Lately the University of Hawaii at Manoa’s finances have garnered a lot of attention as faculty members, students and the publicspeculate about the firing of Chancellor Tom Apple and its connection with his directive to freeze all hiring in an effort to stop the budget bleeding.

Talk about the budget has gotten especially heated as Apple supporters and others scrutinize the university’s Cancer Center, a research unit administratively attached to UH Manoa that’s been criticized for its divisive leadership and alleged over-reliance on students’ tuition money.

New UH Manoa students on a walking tour of the campus.

New UH Manoa students on a walking tour of the campus.

In a recent letter, Apple primarily blamed his demise on the Cancer Center and his unsuccessful attempts to remove its director, Michele Carbone, and restrict its spending. Apple said he took a range of measures to deal with the campus’s financial shortfalls.

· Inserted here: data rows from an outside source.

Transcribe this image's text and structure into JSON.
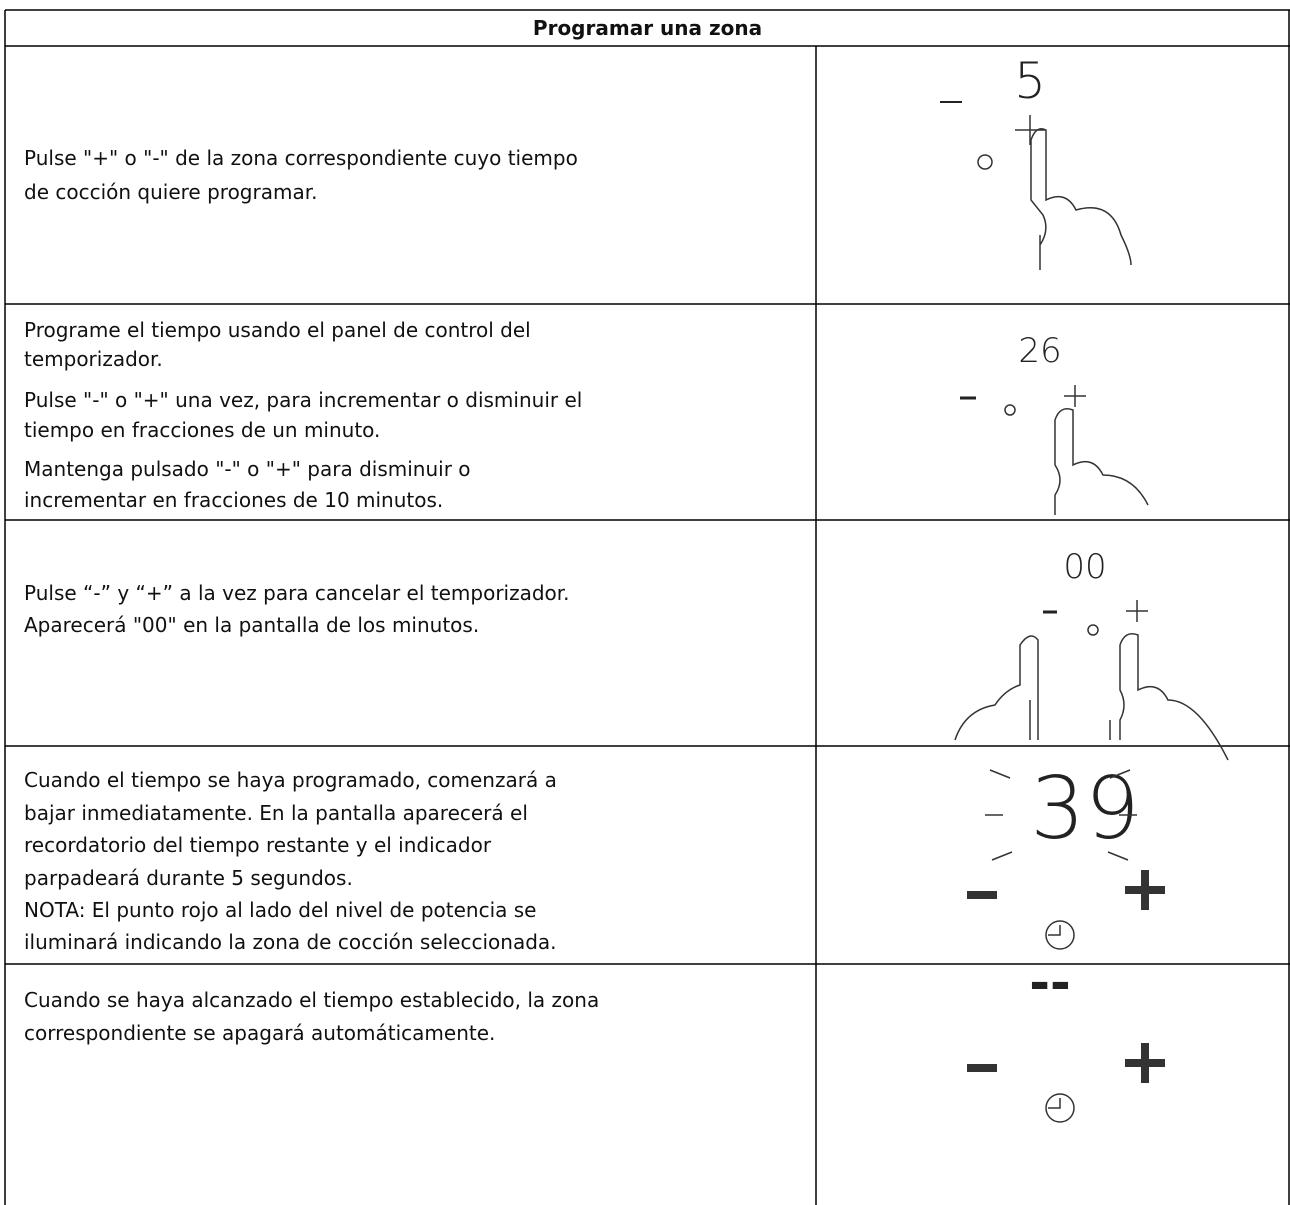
{
  "table": {
    "title": "Programar una zona",
    "rows": [
      {
        "text": [
          "Pulse \"+\" o \"-\" de la zona correspondiente cuyo tiempo",
          "de cocción quiere programar."
        ],
        "display": "5"
      },
      {
        "text": [
          "Programe el tiempo usando el panel de control del",
          "temporizador.",
          "Pulse \"-\" o \"+\" una vez, para incrementar o disminuir el",
          "tiempo en fracciones de un minuto.",
          "Mantenga pulsado \"-\" o \"+\" para disminuir o",
          "incrementar en fracciones de 10 minutos."
        ],
        "display": "26"
      },
      {
        "text": [
          "Pulse “-” y “+” a la vez para cancelar el temporizador.",
          "Aparecerá \"00\" en la pantalla de los minutos."
        ],
        "display": "00"
      },
      {
        "text": [
          "Cuando el tiempo se haya programado, comenzará a",
          "bajar inmediatamente. En la pantalla aparecerá el",
          "recordatorio del tiempo restante y el indicador",
          "parpadeará durante 5 segundos.",
          "NOTA: El punto rojo al lado del nivel de potencia se",
          "iluminará indicando la zona de cocción seleccionada."
        ],
        "display": "39"
      },
      {
        "text": [
          "Cuando se haya alcanzado el tiempo establecido, la zona",
          "correspondiente se apagará automáticamente."
        ],
        "display": "--"
      }
    ]
  }
}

But some people say the Cancer Center and Carbone are being scapegoated.

“It’s a result of people connecting dots that don’t actually connect that way,” said Board of Regents Chairman Randy Moore in a recent interview with Civil Beat.

Either way, the beginning of a new school year is a good time to analyze how money flows into, around and out of UH Manoa. Conversations with a range of key stakeholders — including Moore, UH faculty union Executive Director J.N. Musto and university Budget Director Laurel Johnston — reveal that even the insiders lack clarity as to how cash works its way through the school.